To myself and everyone I talked to in the days before the presidential election, the outcome seemed obvious. To virtually every pollster, pundit, writer and analyst I read, the idea that Hillary Clinton would be the 45th President of the United States was almost a truism. My news, Facebook and Twitter feeds were filled with polls, analyses and editorials that heavily favored the idea of Donald Trump losing the 2016 election. In October, New York Times columnist David Brooks called it and accepted the fact that Hillary would be the victor.
We were wrong. We were all wrong.
But how? How did every prediction get something so important so incorrect? What led me to become so thoroughly and wholeheartedly convinced that Hillary was going to have a landslide victory?
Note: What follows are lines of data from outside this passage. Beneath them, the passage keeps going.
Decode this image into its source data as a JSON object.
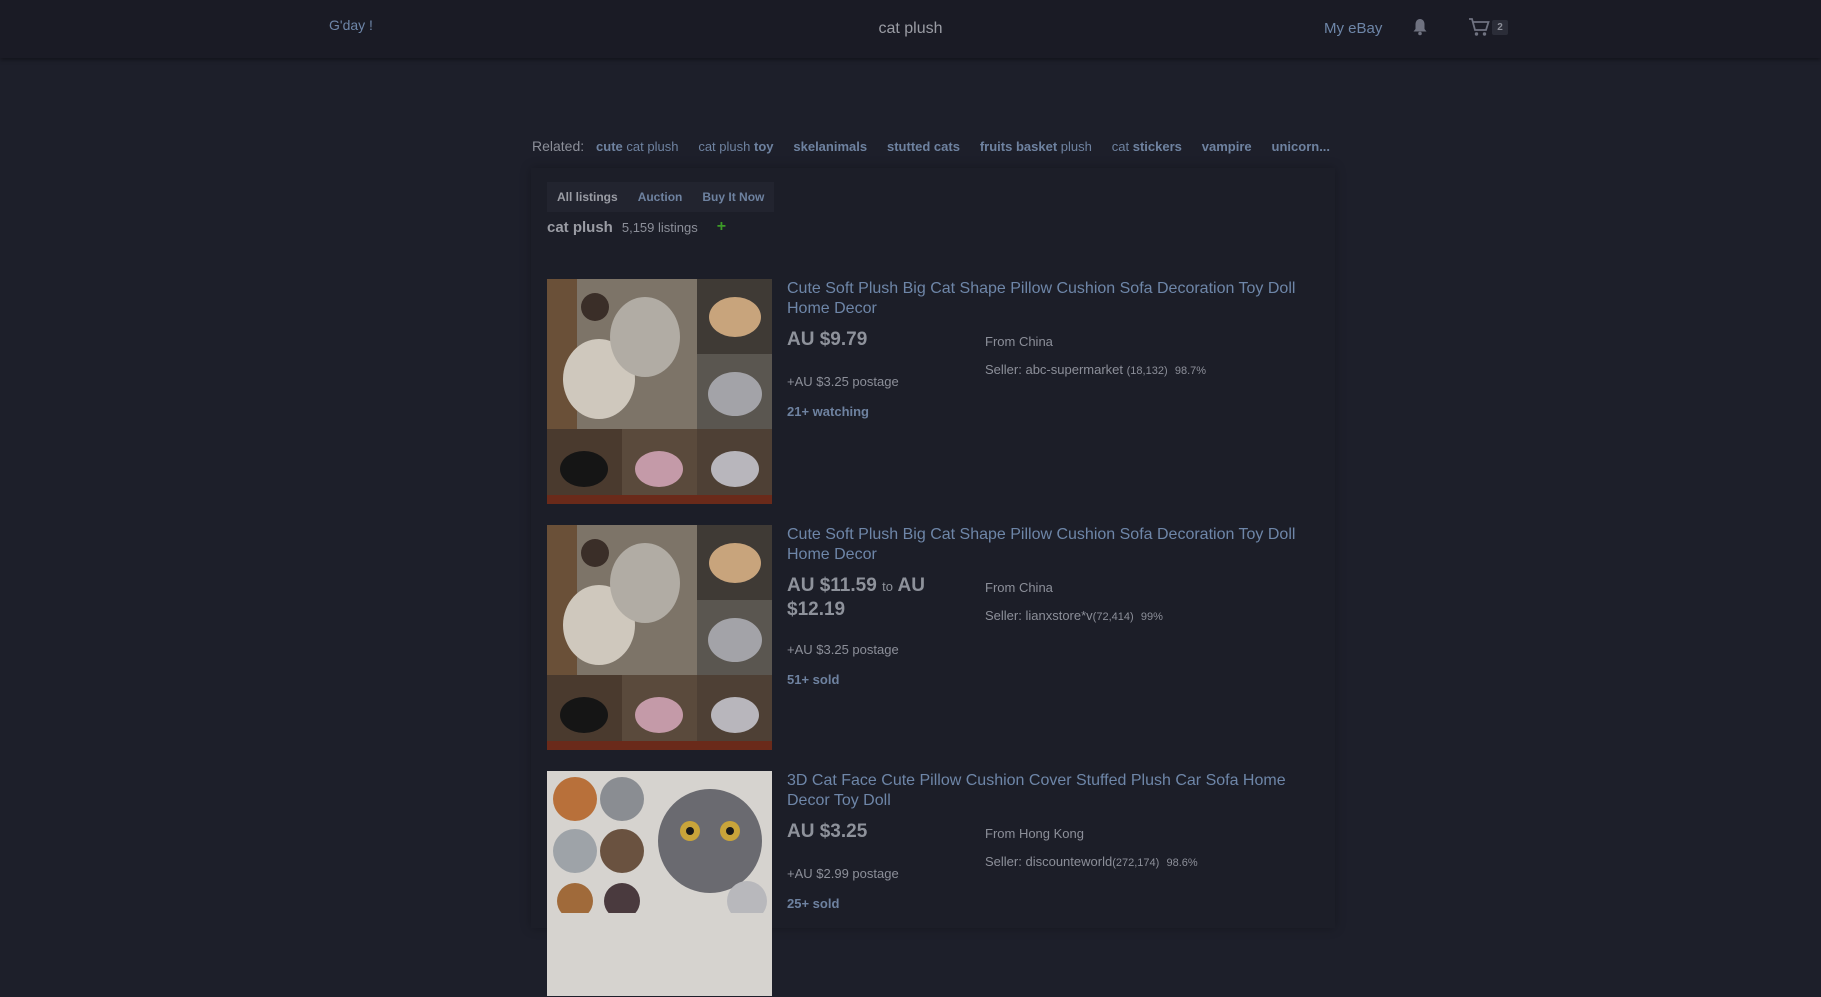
{
  "header": {
    "greeting": "G'day !",
    "search_term": "cat plush",
    "my_ebay": "My eBay",
    "cart_count": "2"
  },
  "related": {
    "label": "Related:",
    "chips": [
      {
        "bold": "cute",
        "plain": " cat plush"
      },
      {
        "plain": "cat plush ",
        "bold": "toy"
      },
      {
        "bold": "skelanimals",
        "plain": ""
      },
      {
        "bold": "stutted cats",
        "plain": ""
      },
      {
        "bold": "fruits basket",
        "plain": " plush"
      },
      {
        "plain": "cat ",
        "bold": "stickers"
      },
      {
        "bold": "vampire",
        "plain": ""
      },
      {
        "bold": "unicorn...",
        "plain": ""
      }
    ]
  },
  "filters": {
    "tabs": [
      "All listings",
      "Auction",
      "Buy It Now"
    ],
    "active": "All listings"
  },
  "results": {
    "query": "cat plush",
    "count": "5,159 listings",
    "add_icon": "plus-icon"
  },
  "listings": [
    {
      "title": "Cute Soft Plush Big Cat Shape Pillow Cushion Sofa Decoration Toy Doll Home Decor",
      "price": "AU $9.79",
      "price_to": "",
      "price_high": "",
      "postage": "+AU $3.25 postage",
      "hotness": "21+ watching",
      "from": "From China",
      "seller_prefix": "Seller: ",
      "seller_name": "abc-supermarket",
      "seller_score": "(18,132)",
      "seller_pct": "98.7%"
    },
    {
      "title": "Cute Soft Plush Big Cat Shape Pillow Cushion Sofa Decoration Toy Doll Home Decor",
      "price": "AU $11.59",
      "price_to": "to",
      "price_high": "AU $12.19",
      "postage": "+AU $3.25 postage",
      "hotness": "51+ sold",
      "from": "From China",
      "seller_prefix": "Seller: ",
      "seller_name": "lianxstore*v",
      "seller_score": "(72,414)",
      "seller_pct": "99%"
    },
    {
      "title": "3D Cat Face Cute Pillow Cushion Cover Stuffed Plush Car Sofa Home Decor Toy Doll",
      "price": "AU $3.25",
      "price_to": "",
      "price_high": "",
      "postage": "+AU $2.99 postage",
      "hotness": "25+ sold",
      "from": "From Hong Kong",
      "seller_prefix": "Seller: ",
      "seller_name": "discounteworld",
      "seller_score": "(272,174)",
      "seller_pct": "98.6%"
    }
  ],
  "colors": {
    "background": "#1d1f2a",
    "link": "#6e86a8",
    "text": "#8c8f99",
    "accent_green": "#3c9a27"
  }
}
It happened because I had put myself in a bubble. Not a physical bubble, but a virtual one. This bubble kept me shielded and sanitized from thoughts and ideas that deviated from my own. Unconsciously, I had surrounded myself with only people who thought like me.
I was not the only one doing this. In the book The Filter Bubble, Eli Pariser describes algorithms used by Facebook that steer us towards content that matches our interests. The opposite takes place as well: we are filtered from things we don’t like. Our social media feeds become extensions, echoes and reflections of ourselves, our politics and our ideologies. We are never subjected to substance, stimuli or content that challenges or attempts to change us. “The danger is that increasingly you end up not seeing what people who think differently see, and in fact not even knowing it exists,” Pariser says.
This is a problem for democracy. In the days before the Internet and social media, people read newspapers or watched TV to get their news and information. While they could subscribe to certain magazines or watch particular news stations, they were not actively filtered from opposing viewpoints in the way people are today. Today, we are an out of touch society, segregated by thought and largely ignorant to the existence of those who think differently from us.
Information filtering explains why so many of us were surprised when Donald Trump became the president-elect. To our knowledge, support for him was marginal, fringe and far between. We didn’t interact with his supporters, and they didn’t interact with us. We forgot they existed. And, on election day, we were hit hard in the gut.
If we wish to be an informed public, our current situation should scare us. The idea that companies like Facebook and Google are selectively exposing us to information rather than to an array of subject material is troubling.
Although convenient and comforting, we should avoid the urge to stay complacent in our ideological bubbles. Follow Alex Jones and Sean Hannity on Twitter. Read blogs of people explaining why they voted for Donald Trump. Subscribe to news digests of sites you do not necessarily agree with. Doing this will force us into engagement, encounter and dialogue — however uncomfortable — that will, at the least, help us understand the world.
I have long considered myself an advocate of critical thinking and open-mindedness. I have thought of myself as someone who avoids and recognizes flawed logic, bad arguments and biased information. The 2016 election was a rude awakening for me. I realized I am not as informed as I previously thought. For the sake of democracy, we should do what we can to get outside our information bubbles and expose ourselves to the world around us.